POESIE SESTINE AFORISMI SCRITTI OPINIONI

 Pagina iniziale
Invia un commento

" LA COLPA "
(IN TRIBUNALE)

- Da come si comportan ne deduco:
le donne sono fiere di quel buco.
- E dire che lì dentro non c'e' niente:
soltanto qualche piega maleolente. ( H. Miller - Tropico del Cancro)

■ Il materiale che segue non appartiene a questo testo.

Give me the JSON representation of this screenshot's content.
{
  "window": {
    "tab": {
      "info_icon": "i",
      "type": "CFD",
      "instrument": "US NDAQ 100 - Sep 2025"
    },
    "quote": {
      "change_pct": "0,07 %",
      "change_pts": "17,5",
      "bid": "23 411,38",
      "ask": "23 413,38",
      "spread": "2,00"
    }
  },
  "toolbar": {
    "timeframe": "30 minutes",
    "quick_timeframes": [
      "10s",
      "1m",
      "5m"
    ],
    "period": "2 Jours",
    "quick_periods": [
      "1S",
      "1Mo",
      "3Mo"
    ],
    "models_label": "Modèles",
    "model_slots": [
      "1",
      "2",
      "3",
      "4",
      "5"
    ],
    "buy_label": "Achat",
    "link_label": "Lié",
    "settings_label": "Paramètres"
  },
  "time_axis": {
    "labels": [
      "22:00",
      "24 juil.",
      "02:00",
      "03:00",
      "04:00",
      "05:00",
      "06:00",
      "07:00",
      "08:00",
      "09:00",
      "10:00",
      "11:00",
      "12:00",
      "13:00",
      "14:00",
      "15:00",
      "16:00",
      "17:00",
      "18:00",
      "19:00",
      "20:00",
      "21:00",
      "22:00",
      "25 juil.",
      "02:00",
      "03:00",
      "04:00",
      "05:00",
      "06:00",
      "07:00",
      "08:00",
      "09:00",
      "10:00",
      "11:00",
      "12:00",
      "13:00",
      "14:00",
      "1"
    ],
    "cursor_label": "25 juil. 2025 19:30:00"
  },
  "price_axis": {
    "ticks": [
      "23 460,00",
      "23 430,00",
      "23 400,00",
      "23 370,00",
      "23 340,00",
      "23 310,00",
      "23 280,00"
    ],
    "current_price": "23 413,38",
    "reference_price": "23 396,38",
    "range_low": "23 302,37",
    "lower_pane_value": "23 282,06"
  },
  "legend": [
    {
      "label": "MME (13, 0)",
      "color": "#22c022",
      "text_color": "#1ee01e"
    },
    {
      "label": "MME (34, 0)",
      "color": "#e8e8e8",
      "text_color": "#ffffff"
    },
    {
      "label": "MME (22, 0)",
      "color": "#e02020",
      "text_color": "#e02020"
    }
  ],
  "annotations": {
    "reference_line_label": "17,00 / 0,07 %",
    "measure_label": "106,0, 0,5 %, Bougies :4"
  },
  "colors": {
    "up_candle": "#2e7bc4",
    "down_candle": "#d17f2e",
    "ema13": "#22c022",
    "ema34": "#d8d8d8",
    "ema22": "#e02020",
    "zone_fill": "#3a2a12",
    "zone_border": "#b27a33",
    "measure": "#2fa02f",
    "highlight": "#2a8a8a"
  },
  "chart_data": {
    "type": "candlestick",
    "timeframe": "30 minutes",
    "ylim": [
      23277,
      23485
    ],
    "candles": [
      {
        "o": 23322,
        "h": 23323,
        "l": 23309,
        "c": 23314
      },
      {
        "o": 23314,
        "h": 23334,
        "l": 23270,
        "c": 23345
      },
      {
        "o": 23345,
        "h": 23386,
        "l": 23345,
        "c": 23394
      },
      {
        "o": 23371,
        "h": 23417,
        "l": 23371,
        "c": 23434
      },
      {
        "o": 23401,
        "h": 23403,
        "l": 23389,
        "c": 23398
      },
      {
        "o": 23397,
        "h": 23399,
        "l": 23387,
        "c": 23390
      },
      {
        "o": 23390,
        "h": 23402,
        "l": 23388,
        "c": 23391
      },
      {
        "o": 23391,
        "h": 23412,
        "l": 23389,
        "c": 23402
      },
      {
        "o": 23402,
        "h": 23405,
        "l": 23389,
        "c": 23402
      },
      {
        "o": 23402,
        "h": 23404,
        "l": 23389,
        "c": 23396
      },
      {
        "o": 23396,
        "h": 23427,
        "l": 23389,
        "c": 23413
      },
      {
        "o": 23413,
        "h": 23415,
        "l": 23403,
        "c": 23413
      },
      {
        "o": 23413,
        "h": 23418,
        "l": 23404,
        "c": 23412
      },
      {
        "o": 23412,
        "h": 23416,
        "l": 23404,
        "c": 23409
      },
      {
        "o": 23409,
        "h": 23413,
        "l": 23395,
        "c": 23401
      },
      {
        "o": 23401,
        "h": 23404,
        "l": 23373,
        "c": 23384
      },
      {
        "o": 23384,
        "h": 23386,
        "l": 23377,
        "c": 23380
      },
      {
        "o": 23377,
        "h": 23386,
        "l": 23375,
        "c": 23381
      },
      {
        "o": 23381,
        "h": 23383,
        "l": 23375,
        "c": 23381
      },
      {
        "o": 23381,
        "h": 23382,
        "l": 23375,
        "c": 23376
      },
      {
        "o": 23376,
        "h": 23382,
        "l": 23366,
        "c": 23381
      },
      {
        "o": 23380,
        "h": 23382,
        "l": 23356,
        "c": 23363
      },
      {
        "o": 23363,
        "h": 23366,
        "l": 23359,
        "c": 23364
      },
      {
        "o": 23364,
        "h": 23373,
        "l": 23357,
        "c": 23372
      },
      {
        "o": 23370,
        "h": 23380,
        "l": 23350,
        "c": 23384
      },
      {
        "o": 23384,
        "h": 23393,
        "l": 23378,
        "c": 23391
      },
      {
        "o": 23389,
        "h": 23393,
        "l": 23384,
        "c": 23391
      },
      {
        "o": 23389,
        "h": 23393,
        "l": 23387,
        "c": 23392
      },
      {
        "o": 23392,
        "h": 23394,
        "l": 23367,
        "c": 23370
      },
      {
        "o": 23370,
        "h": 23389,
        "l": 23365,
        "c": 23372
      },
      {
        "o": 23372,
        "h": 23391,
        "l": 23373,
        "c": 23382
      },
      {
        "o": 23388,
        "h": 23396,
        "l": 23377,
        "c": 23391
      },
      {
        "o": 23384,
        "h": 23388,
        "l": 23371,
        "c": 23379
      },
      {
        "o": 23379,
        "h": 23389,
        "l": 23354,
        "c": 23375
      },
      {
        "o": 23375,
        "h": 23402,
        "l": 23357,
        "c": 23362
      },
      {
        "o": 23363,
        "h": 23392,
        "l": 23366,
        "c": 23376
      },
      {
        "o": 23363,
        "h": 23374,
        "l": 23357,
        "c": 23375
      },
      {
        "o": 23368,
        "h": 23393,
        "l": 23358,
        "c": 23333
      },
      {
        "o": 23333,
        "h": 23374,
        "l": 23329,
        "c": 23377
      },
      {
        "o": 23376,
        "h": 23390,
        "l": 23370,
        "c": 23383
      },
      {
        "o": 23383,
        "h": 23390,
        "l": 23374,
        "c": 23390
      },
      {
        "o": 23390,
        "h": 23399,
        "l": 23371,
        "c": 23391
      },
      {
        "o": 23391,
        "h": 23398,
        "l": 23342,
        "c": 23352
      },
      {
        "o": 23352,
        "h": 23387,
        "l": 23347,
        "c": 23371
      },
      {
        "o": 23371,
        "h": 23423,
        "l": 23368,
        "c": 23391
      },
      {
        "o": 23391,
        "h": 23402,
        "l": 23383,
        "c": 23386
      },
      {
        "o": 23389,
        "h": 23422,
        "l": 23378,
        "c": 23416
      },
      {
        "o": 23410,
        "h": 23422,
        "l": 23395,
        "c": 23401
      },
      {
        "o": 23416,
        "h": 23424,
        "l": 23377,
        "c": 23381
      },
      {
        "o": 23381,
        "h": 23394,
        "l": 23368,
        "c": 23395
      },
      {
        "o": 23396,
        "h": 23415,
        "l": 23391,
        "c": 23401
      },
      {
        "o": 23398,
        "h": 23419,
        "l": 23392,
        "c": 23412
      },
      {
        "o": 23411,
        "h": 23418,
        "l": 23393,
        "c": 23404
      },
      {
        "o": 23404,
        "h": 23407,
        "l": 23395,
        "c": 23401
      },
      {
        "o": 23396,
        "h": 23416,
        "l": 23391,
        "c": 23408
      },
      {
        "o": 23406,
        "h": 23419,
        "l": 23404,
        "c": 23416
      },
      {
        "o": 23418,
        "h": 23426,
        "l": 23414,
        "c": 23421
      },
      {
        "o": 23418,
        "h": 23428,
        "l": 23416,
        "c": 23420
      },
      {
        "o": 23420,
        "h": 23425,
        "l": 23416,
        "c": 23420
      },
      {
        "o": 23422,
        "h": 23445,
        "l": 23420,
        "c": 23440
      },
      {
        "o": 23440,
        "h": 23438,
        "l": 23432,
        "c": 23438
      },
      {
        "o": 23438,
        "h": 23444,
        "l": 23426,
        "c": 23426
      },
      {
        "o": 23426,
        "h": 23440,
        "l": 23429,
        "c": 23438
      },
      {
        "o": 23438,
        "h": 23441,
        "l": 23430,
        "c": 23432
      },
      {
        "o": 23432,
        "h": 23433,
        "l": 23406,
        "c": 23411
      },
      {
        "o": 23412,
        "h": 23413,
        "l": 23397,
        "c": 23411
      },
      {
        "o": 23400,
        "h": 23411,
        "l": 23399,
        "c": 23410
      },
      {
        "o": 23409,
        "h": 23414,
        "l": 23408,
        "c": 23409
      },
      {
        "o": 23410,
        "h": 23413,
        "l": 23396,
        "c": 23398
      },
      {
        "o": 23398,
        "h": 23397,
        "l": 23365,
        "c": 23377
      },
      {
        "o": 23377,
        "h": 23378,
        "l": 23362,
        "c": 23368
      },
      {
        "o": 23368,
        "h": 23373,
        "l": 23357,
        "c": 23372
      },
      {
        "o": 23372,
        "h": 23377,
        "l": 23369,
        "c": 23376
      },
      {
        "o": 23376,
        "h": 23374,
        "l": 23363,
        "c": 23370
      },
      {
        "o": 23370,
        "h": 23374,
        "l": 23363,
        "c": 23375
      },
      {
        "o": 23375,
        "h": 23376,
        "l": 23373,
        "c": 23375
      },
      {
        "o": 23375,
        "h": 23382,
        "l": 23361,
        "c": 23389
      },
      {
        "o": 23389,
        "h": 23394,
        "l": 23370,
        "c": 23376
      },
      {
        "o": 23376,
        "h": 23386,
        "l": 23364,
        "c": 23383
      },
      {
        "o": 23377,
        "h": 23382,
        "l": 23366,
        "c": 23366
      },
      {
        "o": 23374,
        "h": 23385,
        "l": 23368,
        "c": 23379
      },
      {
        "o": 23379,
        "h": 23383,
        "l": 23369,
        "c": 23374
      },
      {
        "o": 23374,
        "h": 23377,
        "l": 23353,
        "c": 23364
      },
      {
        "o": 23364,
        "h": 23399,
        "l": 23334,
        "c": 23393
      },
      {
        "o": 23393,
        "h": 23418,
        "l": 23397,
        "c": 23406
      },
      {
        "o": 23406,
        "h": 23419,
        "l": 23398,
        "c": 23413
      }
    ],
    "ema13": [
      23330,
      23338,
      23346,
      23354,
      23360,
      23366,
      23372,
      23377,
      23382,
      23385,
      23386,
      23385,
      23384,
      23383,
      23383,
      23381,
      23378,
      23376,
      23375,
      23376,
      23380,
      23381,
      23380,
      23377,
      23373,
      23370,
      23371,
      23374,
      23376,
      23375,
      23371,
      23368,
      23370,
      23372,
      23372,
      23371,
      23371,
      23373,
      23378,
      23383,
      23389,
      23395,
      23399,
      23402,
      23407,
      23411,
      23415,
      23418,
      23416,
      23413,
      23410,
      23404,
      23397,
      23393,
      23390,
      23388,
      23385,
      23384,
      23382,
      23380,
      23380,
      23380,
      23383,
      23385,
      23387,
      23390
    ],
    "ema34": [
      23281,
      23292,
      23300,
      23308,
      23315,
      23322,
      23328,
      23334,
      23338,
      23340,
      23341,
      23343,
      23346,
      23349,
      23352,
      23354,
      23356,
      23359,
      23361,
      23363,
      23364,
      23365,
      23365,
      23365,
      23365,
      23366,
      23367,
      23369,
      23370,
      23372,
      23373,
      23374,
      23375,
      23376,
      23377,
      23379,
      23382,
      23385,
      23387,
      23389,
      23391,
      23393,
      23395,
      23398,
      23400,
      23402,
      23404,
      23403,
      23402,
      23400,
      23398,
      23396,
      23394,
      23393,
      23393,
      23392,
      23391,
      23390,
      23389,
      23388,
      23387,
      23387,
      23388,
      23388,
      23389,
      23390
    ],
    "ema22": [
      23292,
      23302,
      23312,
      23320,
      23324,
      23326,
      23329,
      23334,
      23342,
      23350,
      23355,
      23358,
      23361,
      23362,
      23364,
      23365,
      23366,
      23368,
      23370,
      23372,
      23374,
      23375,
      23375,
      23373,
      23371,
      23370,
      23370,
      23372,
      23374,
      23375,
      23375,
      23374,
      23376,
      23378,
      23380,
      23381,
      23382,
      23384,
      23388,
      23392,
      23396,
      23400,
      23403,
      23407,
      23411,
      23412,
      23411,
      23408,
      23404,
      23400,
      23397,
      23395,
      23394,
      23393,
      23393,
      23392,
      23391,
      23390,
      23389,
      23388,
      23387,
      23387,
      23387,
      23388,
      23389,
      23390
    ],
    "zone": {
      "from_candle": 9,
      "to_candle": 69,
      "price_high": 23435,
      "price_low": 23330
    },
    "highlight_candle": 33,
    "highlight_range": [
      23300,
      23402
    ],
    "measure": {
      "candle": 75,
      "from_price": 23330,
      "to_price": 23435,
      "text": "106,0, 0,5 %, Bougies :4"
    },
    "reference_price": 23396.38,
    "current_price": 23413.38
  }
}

La colpa di chi e' ? io mi domando,
ma rispondere non so neppur ponzando.
- La colpa non sarà mica del grillo?
si chiede un entomologo un po' arzillo.
- E' del fallo - sostien molto incazzato
un arbitro venduto o gia' indagato.
- Non puo' esser dell'asta, ossia del pene?
si chiede un fisiologo perbene.
- Non sarà mica invece dell'uccello?
sospetta un ornitologo pivello.
- La colpa la so io: e' del batacchio
sostiene un vecchio sacrestan del cacchio.
- Ma per un analfabeta presuntuoso
e' invece responsabile quel coso.
- No! ribatte un botanico sapiente,
la colpa e' del pisello solamente.
- Finché non interviene anche un bambino
cui insegnano gia' il sesso: E' del pipino
del bilillin, del pippolo, o pittola,
come ci dice la maetta a ccola.-

- Ma quale colpa? brontola un vecchietto
se darlo e averlo e' sempre un gran diletto?
- S'e' il primo desiderio d'ogni donna
sia giovane o matura od anche nonna
la quale per averlo si fa bella,
si trucca, s'impelliccia e s'ingioiella,
sperando che per lei s'alzino pure
i "membri" in parlamento in vesti oscure,
quando un re od un altro quasi uguale
appare sull'entrata principale.
- Perciò vien detto il coso anche sovrano
o principin ma pure crescinmano,
sia la mano maschile o femminile,
eccetto quando esso è alquanto vile:
naturalmente allor chiamato e' ciccio,
cioè che dorme come un ghiro o un riccio.
- Qualche altro nome? forse, sì, l'acchiappo:
pipo,verga, metulo, bimbo, nappo,
palo, testone, bischero, pupazzo
e il classico incensurabil cacchio. (qui non riesco a trovar la rima in azzo nemmeno se la cerco come un pazzo.)

Aggiungo solo crescieccala e arnese,
che' a dirli tutti ci vorrebbe un mese.

- Vien pertanto assolto il plurinominato
con sentenza passata in giudicato.
Il cui dispositivo così suona:

" la Corte, visto, che ogni persona,
ha un sesso e le sue i inerenti
pulsioni, pur se a volte differenti,
sin da quand' Eva in ciel sotto la foglia
senti' il prurito della grande voglia,
tutta l'umana gente si comporta
come e laddove il sesso la trasporta.
Cioe' com' Eva che, visto il paletto
alzar la testa, disse: "Me lo metto".
Da allora sia gli Adami che le Eve
godono del piacer come si deve,
così come si mangia o si orina
quando s'ha fame o la piena e' vicina.
Il sesso ce lo dette il Padreterno
perche' da ogni ambo nasca un terno. (Crescete e moltiplicatevi)

- Ritien la Corte quindi che l'amore
e' cosa natural che rende onore
a chi lo fa poiché senz'esso mai
saremmo lieti oppure senza guai:
saremmo amorfi, senza un avvenire,
desiderosi solo di finire …

Nulla è cambiato da quel primo giorno
salvo qualche inevitabil corno
utile a tutelar la specie umana
al fin che si conservi sempre sana.
Salvo ancor che al sesso nudo e crudo
non s'opponga un pretore con lo scudo.
O che ci sia ancora qualche pazzo
che dell'amor non ne capisca un cazzo. (la rima questa volta m'è venuta, sennò avrei bevuto la cicuta, come la bevve Socrate accusato di corrompere i giovani e lo Stato.)

- Percio' quest' Alta Corte, visto che
nessuna cosa in questo mondo è
gioiosa e necessaria quanto il sesso,
chi se n'astiene è malato o fesso.
- E che a gustare a fondo quella polpa,
si acquista merito, altro che colpa!"